Amanda-Users

Re: NFS mount tar incremental problem

2008-04-15 21:12:45
Subject: Re: NFS mount tar incremental problem
From: Jordan Desroches <jordan.d.desroches AT Dartmouth DOT EDU>
To: amanda-users AT amanda DOT org
Date: Tue, 15 Apr 2008 19:58:32 -0400
I have not tested it yet myself, but version 1.2 of gnutar was released yesterday (see http://www.gnu.org/software/tar/#TOCreleases ) and of particular interest is this feature (quoted from the page):

"New options --no-check-device, --check-device.

The --no-check-device option disables comparing device numbers during preparatory stage of an incremental dump. This allows to avoid creating full dumps if the device numbers change (e.g. when using an LVM snapshot).

The --check-device option enables comparing device numbers. This is the default. This option is provided to undo the effect of the previous --no-check-device option, e.g. if it was set in TAR_OPTIONS environment variable."


Best,

Jordan

On Mar 26, 2008, at 11:28 AM, Gene Heskett wrote:

On Tuesday 25 March 2008, Gene Heskett wrote:
On Tuesday 25 March 2008, Dustin J. Mitchell wrote:
On Tue, Mar 25, 2008 at 11:31 AM, Gene Heskett <gene.heskett AT verizon DOT net >

wrote:
And I, like an idiot, didn't notice we were discussing an NFS problem, which may be another manifestation of the same problem, but that patch does not address what happens when the linux device mapper decides to
move an LVM2 volume from 253,0 ro 254,0.

The patch JLM posted won't fix it, but his proposed command-line option
will.

Post please, I don't believe I've seen it. I had some email problems over the weekend due to my / partition being in bad need of an fsck. 2.6.24
running tickless was a friggin nightmare.
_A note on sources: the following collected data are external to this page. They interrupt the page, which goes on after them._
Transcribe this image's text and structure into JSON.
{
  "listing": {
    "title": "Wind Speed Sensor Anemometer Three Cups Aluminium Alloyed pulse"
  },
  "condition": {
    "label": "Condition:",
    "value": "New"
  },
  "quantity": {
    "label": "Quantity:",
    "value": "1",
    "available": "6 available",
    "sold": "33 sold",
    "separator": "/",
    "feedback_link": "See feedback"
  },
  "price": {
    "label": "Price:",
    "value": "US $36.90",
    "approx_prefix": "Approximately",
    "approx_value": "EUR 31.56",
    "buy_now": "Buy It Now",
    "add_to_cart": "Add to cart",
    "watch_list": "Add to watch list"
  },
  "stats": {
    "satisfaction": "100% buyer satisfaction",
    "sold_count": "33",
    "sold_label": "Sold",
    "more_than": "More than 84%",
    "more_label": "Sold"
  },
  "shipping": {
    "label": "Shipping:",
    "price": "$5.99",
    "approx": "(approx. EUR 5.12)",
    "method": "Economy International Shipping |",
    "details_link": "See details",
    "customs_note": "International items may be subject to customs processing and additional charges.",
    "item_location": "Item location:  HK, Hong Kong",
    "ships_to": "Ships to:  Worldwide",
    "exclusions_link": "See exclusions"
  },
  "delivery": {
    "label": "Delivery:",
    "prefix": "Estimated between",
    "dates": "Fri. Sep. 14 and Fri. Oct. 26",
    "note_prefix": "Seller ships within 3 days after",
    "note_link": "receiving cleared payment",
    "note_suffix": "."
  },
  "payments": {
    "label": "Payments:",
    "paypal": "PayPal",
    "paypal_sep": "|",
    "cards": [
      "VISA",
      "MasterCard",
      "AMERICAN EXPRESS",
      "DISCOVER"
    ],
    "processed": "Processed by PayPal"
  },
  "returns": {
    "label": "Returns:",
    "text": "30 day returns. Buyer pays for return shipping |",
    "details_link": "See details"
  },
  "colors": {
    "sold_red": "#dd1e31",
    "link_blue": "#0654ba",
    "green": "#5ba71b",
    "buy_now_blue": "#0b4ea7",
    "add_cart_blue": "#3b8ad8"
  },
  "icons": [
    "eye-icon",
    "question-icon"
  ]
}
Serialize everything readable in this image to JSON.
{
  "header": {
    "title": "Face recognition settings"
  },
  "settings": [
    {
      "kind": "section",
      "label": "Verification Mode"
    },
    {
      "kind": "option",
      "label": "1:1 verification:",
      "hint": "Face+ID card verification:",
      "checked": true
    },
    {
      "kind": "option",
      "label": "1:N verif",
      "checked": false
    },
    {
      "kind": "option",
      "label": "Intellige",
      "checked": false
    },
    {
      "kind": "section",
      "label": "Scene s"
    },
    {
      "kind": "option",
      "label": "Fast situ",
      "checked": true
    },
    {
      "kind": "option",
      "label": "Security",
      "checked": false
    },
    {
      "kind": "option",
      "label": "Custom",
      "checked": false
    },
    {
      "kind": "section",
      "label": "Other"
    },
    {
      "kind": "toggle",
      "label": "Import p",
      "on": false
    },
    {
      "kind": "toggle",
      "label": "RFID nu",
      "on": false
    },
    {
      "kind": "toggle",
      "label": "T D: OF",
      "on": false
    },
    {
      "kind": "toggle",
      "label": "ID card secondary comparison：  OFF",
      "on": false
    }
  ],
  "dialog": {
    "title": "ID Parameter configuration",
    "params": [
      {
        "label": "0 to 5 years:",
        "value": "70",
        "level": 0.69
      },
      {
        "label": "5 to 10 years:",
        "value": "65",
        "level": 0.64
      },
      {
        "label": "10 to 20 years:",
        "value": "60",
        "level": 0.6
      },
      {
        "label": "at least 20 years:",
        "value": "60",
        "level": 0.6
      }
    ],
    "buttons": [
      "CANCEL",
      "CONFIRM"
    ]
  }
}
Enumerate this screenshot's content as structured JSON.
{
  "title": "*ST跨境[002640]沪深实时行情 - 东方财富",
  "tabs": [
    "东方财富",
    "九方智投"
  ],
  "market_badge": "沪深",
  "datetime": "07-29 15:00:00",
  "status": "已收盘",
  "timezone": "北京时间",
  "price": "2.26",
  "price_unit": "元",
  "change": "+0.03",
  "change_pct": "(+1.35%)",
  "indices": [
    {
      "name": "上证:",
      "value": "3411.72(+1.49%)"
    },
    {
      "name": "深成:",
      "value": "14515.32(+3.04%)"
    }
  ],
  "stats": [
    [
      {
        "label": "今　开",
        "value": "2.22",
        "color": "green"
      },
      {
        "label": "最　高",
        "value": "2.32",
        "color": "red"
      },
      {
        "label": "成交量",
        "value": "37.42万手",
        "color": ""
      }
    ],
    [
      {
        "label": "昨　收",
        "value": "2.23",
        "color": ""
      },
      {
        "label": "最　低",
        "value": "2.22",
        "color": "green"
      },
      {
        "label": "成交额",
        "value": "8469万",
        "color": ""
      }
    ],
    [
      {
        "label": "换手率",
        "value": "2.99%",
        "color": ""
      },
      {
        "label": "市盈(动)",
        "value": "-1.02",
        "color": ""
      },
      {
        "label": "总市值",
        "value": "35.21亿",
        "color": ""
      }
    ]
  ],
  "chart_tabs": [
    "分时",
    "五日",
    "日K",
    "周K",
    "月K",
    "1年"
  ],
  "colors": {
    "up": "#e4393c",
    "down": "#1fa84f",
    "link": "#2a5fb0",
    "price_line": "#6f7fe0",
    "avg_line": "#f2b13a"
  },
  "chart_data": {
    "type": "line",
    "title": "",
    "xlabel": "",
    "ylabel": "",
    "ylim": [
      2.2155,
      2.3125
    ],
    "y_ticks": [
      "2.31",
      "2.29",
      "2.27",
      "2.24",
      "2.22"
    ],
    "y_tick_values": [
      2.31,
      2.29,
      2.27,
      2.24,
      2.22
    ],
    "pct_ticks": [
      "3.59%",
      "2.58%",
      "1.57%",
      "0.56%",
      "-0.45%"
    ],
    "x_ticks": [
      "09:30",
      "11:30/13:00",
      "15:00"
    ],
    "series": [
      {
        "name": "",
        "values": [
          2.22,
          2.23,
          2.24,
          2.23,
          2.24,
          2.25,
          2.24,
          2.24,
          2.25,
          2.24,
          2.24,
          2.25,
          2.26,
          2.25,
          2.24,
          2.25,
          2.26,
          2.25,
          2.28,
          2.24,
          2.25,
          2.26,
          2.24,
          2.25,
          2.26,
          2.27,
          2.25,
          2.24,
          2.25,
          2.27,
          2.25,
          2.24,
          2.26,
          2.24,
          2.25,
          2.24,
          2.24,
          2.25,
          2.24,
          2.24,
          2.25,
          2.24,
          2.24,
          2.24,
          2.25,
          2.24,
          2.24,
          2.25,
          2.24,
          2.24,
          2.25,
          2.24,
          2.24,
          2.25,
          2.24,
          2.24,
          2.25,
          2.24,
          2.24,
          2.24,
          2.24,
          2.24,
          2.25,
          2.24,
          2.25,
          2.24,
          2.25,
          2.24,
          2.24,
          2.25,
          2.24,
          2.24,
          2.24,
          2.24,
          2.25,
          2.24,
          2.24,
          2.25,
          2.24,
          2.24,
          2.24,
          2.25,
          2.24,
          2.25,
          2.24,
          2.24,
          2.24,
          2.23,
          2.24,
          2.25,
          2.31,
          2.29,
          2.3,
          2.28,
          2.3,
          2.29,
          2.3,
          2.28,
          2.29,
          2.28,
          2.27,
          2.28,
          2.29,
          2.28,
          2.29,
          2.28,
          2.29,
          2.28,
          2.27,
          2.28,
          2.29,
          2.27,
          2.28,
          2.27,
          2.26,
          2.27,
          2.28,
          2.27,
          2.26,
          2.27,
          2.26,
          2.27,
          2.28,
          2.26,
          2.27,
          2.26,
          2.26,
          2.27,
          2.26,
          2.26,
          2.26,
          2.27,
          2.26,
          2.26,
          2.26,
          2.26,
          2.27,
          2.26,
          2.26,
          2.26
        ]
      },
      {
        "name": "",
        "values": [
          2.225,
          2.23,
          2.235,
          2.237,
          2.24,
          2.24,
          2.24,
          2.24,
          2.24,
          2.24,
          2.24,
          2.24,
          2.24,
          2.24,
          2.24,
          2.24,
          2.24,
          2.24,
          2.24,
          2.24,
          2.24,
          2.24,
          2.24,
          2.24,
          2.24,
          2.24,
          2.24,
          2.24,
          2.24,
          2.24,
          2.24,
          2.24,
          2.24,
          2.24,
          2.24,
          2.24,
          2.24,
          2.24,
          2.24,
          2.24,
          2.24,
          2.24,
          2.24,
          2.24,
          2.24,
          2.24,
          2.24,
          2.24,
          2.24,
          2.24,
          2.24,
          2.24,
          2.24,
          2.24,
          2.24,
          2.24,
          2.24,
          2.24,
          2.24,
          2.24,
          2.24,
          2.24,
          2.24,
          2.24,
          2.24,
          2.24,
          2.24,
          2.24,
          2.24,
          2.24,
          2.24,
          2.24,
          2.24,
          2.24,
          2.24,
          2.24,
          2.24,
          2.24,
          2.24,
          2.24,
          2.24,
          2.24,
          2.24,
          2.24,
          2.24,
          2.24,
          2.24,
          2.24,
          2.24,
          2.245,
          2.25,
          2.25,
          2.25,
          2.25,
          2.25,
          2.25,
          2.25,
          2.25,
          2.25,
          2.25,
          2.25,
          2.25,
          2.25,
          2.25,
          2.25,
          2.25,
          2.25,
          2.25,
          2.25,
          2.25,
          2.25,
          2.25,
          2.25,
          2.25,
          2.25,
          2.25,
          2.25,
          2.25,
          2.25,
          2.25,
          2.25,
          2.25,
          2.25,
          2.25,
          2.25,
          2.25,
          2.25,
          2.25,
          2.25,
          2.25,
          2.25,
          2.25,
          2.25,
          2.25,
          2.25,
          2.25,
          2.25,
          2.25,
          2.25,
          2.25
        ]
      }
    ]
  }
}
Thats why I'm asking about Schiling Tar, aka S-Tar. Does that fix the
problem?, and can amanda use it?

Yes, but its semantics are very different from GNU Tar -- it's not a
drop-in fix.

I was afraid of that.

The ultimate weapon of course in any philosophical war, which this is, is to fork tar and fix it if STar isn't usable. At this point, and while I'm not capable of doing it, I'm not a bit allergic to the fork idea. Its bitten me so often that I'll alpha test anybodies efforts in that
regard. Gleefully.

Sure, but threatening a fork is un-diplomatic, and not called for just
yet.  Let's start with a concerted public-relations effort :)

I doubt if my messages on the subject were the only ones they got, and from the attitude displayed in the replies I got, a fork IS the next step. They are immovable on the subject. They consider that a change in the device mapping numbers are prima-faci evidence of a stolen tar file trying to be recovered to a disk that they don't belong to. A huge security problem in
their view.

Humm, didn't we have some scripts that could inspect and repair the
index files when this happened? Probably lost when I woke up one morning
and found my well developed FC6 install wasn't re-bootable, LSN0 on
/dev/hda had one non-zero byte left in it.

Yep -- it's called tar-snapshot-edit, and it's available in recent
releases of GNU Tar.  Just google for it.

I'll do that, got it.

Thanks, Dustin.

To continue this thread I have now subscribed to the bug-tar list about 24 hours ago, but two messages I've sent have been bounced. So I tried to
re-confirm since I still had the message, and that bounced with
the 'confirmation string invalid'.

I'm about up to my eyeballs in gnu BS, its not worth the effort to talk to
those fence posts.

I'd write a cron script to hit them every 10 minutes, but I don't need the bounces. If you can get in, tell them to fix their (*&^$ mail server to
accept messages from somebody newly subscribed.

--
Cheers, Gene
"There are four boxes to be used in defense of liberty:
soap, ballot, jury, and ammo. Please use in that order."